Ao longo da história ocidental, a água foi muitas vezes representada tanto em alegorias ligadas ao simbolismo judaico-cristão, como nas imagens do batismo ou do dilúvio, por exemplo, quanto em sua integração com a paisagem e a natureza. Entretanto, o uso da água como material presente na obra artística torna-se mais frequente principalmente a partir da segunda metade do século XX. Muitos artistas passam a romper os suportes tradicionais da pintura e da escultura, buscando novas alternativas para a utilização da matéria na arte.

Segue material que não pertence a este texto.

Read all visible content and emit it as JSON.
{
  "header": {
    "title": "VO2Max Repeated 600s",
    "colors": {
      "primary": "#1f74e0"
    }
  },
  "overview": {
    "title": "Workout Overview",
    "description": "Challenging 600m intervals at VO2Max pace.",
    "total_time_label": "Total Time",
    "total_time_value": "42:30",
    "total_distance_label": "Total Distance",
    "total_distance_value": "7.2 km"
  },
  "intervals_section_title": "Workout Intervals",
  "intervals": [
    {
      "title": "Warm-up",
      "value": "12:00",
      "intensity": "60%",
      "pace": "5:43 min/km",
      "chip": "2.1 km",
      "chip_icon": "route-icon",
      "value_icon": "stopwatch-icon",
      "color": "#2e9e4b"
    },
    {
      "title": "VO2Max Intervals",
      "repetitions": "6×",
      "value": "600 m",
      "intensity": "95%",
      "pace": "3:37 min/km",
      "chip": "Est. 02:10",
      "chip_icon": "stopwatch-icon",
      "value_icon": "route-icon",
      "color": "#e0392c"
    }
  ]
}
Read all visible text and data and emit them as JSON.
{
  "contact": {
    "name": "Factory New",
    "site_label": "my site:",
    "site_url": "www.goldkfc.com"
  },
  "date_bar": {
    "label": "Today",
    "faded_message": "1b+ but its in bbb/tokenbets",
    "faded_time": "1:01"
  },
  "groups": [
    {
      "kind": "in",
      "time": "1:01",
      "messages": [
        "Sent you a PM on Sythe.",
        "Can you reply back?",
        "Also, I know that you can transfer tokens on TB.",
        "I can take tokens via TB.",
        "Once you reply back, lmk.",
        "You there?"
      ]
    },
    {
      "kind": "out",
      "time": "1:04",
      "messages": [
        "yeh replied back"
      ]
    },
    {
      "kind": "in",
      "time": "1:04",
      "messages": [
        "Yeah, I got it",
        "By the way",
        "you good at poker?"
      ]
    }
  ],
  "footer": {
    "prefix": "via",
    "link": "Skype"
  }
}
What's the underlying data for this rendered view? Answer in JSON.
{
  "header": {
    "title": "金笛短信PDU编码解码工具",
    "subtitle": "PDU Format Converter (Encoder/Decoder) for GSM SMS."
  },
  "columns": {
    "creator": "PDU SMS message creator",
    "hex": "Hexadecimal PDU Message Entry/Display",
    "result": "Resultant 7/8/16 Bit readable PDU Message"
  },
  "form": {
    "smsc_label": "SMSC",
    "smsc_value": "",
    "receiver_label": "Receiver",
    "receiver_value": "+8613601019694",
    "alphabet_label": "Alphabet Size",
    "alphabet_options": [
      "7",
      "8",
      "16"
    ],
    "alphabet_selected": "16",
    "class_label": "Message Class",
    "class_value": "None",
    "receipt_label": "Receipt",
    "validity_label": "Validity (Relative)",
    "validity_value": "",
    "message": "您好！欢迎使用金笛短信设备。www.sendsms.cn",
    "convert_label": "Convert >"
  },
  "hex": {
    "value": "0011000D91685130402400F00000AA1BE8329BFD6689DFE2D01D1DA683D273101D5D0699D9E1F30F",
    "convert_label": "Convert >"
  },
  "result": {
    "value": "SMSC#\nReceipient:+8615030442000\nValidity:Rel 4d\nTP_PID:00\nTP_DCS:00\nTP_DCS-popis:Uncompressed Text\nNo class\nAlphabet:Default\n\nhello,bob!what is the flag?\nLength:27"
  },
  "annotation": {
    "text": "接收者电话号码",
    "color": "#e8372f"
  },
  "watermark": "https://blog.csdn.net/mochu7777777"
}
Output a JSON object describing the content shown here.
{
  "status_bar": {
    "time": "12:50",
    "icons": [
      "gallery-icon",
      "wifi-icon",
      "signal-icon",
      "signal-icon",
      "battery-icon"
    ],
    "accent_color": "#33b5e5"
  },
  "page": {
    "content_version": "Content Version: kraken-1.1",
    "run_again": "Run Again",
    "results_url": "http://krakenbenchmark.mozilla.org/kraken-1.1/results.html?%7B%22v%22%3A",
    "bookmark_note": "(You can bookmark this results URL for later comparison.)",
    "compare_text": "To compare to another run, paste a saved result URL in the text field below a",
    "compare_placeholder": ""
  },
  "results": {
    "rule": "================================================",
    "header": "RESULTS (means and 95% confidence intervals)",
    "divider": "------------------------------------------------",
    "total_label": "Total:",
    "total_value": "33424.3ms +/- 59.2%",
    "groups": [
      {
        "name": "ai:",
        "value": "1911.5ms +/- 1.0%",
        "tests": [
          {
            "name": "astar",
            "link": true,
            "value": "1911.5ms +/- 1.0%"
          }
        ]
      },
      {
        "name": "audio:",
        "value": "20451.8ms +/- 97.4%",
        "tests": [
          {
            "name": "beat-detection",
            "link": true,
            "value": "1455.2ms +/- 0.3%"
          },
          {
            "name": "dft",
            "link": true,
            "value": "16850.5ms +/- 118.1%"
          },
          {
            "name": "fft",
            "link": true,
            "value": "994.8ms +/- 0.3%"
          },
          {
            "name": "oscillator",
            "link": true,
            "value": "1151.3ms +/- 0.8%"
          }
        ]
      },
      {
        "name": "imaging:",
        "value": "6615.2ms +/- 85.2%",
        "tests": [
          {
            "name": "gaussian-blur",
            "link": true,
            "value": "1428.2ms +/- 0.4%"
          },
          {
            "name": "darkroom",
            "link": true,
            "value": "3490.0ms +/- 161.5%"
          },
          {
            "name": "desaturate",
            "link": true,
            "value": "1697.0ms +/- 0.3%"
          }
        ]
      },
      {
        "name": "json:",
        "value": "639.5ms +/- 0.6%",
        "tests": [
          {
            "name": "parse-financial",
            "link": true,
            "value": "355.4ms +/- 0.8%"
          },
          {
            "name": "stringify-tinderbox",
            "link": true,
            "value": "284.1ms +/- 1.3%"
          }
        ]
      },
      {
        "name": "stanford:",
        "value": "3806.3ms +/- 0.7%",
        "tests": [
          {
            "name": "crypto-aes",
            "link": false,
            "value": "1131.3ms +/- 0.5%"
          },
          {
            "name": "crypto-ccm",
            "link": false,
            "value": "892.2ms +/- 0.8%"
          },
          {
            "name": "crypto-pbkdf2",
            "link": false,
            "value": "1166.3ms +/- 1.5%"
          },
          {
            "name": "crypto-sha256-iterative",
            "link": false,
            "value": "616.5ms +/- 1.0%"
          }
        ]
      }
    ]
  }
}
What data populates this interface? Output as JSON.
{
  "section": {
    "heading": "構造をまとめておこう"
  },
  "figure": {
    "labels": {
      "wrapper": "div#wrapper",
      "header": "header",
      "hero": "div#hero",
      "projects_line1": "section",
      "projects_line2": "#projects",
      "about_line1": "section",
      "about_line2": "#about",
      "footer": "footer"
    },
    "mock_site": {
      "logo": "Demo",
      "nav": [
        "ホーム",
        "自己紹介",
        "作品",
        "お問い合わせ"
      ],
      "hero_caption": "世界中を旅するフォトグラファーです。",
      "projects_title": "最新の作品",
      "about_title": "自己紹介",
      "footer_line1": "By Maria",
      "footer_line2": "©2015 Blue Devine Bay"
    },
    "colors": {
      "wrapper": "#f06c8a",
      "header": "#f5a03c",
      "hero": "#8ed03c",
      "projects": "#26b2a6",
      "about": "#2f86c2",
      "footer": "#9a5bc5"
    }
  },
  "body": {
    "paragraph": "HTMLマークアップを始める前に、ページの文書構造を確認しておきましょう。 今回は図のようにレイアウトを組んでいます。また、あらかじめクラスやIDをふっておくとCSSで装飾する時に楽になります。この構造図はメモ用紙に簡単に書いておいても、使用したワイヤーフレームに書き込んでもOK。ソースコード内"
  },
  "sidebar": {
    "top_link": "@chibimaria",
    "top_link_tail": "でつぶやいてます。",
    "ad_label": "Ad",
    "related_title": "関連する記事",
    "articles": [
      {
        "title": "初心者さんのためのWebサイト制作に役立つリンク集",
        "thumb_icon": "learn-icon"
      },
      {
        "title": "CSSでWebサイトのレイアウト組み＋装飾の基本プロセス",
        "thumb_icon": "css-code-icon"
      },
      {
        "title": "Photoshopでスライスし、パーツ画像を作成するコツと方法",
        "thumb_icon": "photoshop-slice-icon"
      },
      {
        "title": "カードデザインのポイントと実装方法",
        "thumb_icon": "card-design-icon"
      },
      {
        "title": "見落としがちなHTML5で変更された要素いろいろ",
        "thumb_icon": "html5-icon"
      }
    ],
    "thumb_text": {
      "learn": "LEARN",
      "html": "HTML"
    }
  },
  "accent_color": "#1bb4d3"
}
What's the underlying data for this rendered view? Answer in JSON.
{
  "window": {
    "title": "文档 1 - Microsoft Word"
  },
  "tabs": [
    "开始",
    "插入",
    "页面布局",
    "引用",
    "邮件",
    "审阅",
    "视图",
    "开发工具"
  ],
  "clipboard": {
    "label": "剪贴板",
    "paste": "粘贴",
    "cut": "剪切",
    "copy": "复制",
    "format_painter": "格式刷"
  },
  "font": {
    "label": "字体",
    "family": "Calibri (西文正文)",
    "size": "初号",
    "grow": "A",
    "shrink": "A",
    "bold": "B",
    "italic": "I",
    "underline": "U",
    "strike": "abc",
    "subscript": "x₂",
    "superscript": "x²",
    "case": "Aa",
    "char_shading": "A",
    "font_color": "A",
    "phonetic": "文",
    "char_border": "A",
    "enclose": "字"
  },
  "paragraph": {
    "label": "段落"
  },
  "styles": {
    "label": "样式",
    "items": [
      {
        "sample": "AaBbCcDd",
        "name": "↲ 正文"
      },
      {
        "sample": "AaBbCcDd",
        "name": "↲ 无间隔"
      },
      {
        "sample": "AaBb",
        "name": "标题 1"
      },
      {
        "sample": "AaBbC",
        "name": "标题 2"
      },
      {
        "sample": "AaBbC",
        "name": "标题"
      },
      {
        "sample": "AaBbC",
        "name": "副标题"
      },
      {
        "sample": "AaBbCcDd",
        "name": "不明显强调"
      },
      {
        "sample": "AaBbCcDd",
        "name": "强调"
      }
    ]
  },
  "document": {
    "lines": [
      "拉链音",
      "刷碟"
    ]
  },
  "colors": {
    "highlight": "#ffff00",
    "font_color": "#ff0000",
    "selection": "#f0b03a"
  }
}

Não mais condicionada e subjugada pela forma, a matéria passa a ter um significado mais presente, que é potencializado por operações conceituais.

Uma das primeiras vezes que a água aparece no cenário das grandes exposições internacionais de arte é no trabalho do artista japonês Sadamasa Motonaga, do grupo Gutai, apresentado em 1956 na Bienal de Veneza. Ao longo de uma alameda, o artista pendurou diversas folhas de plástico transparente com água e pigmentos coloridos, que foram presas às copas das árvores. O trabalho estava sujeito às alterações de luz e temperatura do ambiente externo e pendia para baixo pelo peso da água. O trabalho não se articulava através de elementos figurativos, mas sim a partir da experimentação da matéria líquida em conjunção com o plástico oriundo da produção industrial. 

Sadamasa Motonaga na Bienal de Veneza.

A observação dos processos físico-químicos da água aparece com força nos trabalhos da década de 1970 realizados pelo alemão Hans Haacke. No trabalho Kondensationswürfel (“Cubo de condensação”), Haacke acondiciona em uma caixa de acrílico transparente uma pequena quantidade de água, que, conforme a alteração da temperatura, ora se condensa nas paredes do cubo, ora escorre sobre elas. Já no trabalho Rheinwasseraufbereitungsanlage (“Estação de tratamento de água do Reno”), o artista problematizava questões ligadas à ecologia e à entropia. Nesse trabalho, Haacke coletava água poluída do Reno e, através de tratamento químico, conseguia clarificá-la e limpá-la, introduzindo-a num grande aquário onde nadavam peixes. Ao expor a água tratada ao lado da água poluída original, o artista resgata os significados da água como fonte de vida e como material representante da limpeza e da clareza cristalina. 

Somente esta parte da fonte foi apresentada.